His rise has not been without turbulence. Left out of an England squad as recently as last year following a public falling out with Tuchel, and facing genuine competition for his starting spot from boyhood friend Morgan Rogers before the tournament began, Bellingham has answered every question asked of him since the opening game against Croatia. There have been moments of frustration and combustibility along the way, including a heated reaction after losing possession in Mexico City, but nothing that has tipped into indiscipline. Team-mates and coaches alike point to a maturity now underpinning the talent, with Bellingham as likely to be found offering a pep talk to a struggling defender as celebrating his own goals.

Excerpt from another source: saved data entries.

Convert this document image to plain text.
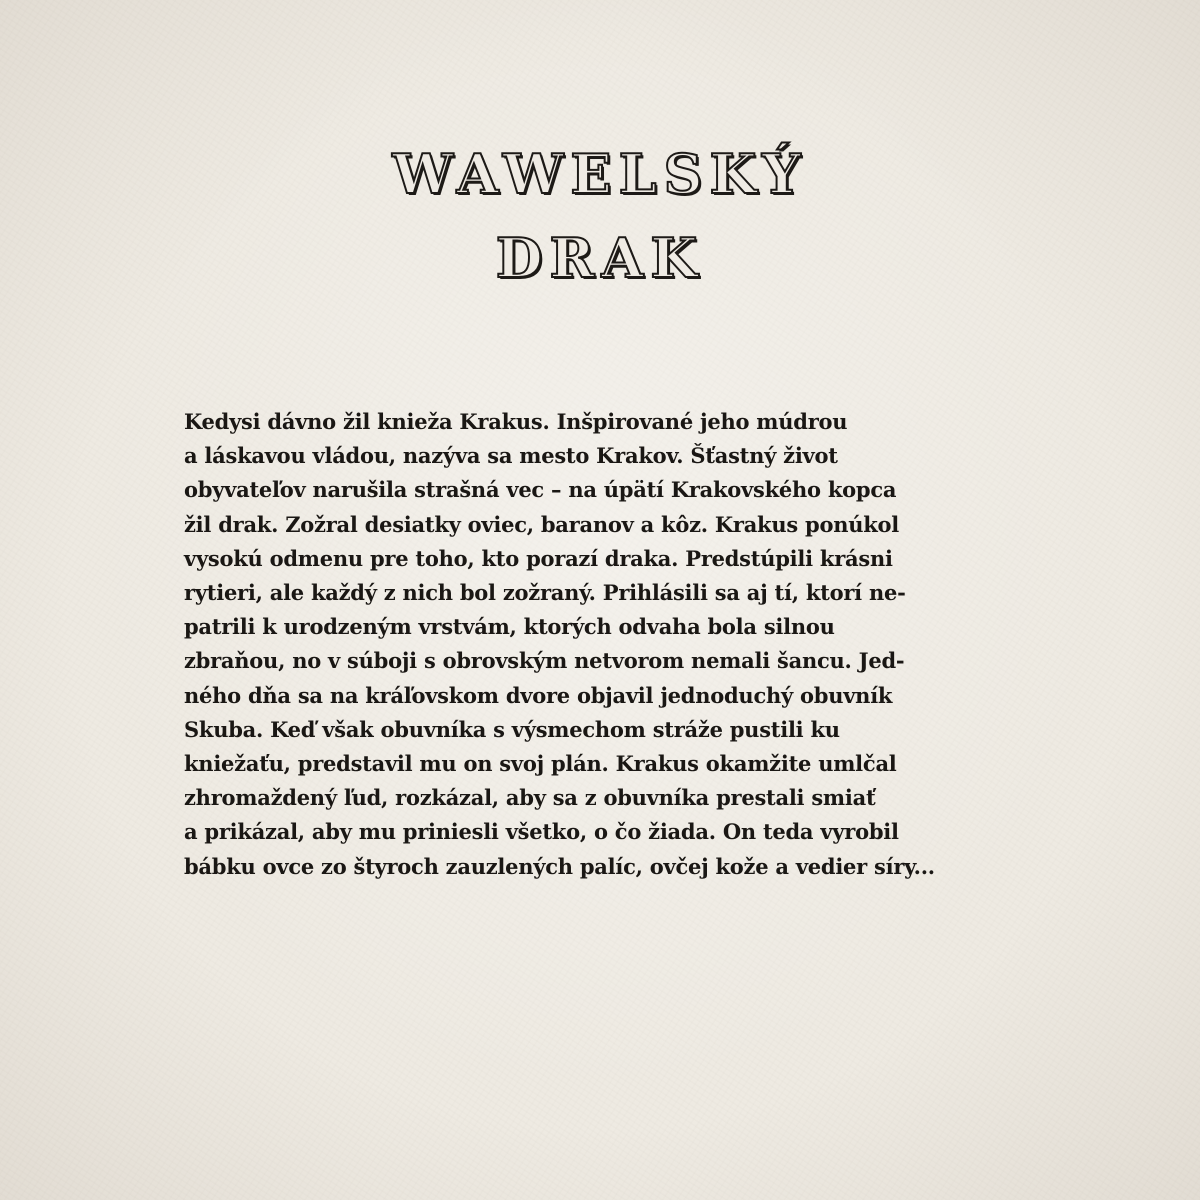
WAWELSKÝ
DRAK
Kedysi dávno žil knieža Krakus. Inšpirované jeho múdrou
a láskavou vládou, nazýva sa mesto Krakov. Šťastný život
obyvateľov narušila strašná vec – na úpätí Krakovského kopca
žil drak. Zožral desiatky oviec, baranov a kôz. Krakus ponúkol
vysokú odmenu pre toho, kto porazí draka. Predstúpili krásni
rytieri, ale každý z nich bol zožraný. Prihlásili sa aj tí, ktorí ne-
patrili k urodzeným vrstvám, ktorých odvaha bola silnou
zbraňou, no v súboji s obrovským netvorom nemali šancu. Jed-
ného dňa sa na kráľovskom dvore objavil jednoduchý obuvník
Skuba. Keď však obuvníka s výsmechom stráže pustili ku
kniežaťu, predstavil mu on svoj plán. Krakus okamžite umlčal
zhromaždený ľud, rozkázal, aby sa z obuvníka prestali smiať
a prikázal, aby mu priniesli všetko, o čo žiada. On teda vyrobil
bábku ovce zo štyroch zauzlených palíc, ovčej kože a vedier síry...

What lies ahead may prove to be the sternest test yet of that growing reputation. England face Argentina in Atlanta on Thursday, a meeting that will pit Bellingham directly against Messi in a duel likely to shape which side reaches the final to face France or Spain. Messi, at 39 and playing in what is widely assumed to be his last World Cup, arrives with eight goals of his own and the experience of already lifting the trophy in Qatar. Bellingham, by contrast, is still writing his own World Cup story, one increasingly filled with rescue acts, moments of individual brilliance and a nation growing more convinced with every match that he might be the one to finally end a wait stretching back to 1966.
Whatever unfolds in Atlanta, England’s players have made clear that winning ugly suits them fine if it keeps this run alive. For a team that has looked ragged for long stretches of this tournament, having a player capable of bending matches to his will, again and again, may prove to be the difference between an admirable run and a genuine shot at the trophy.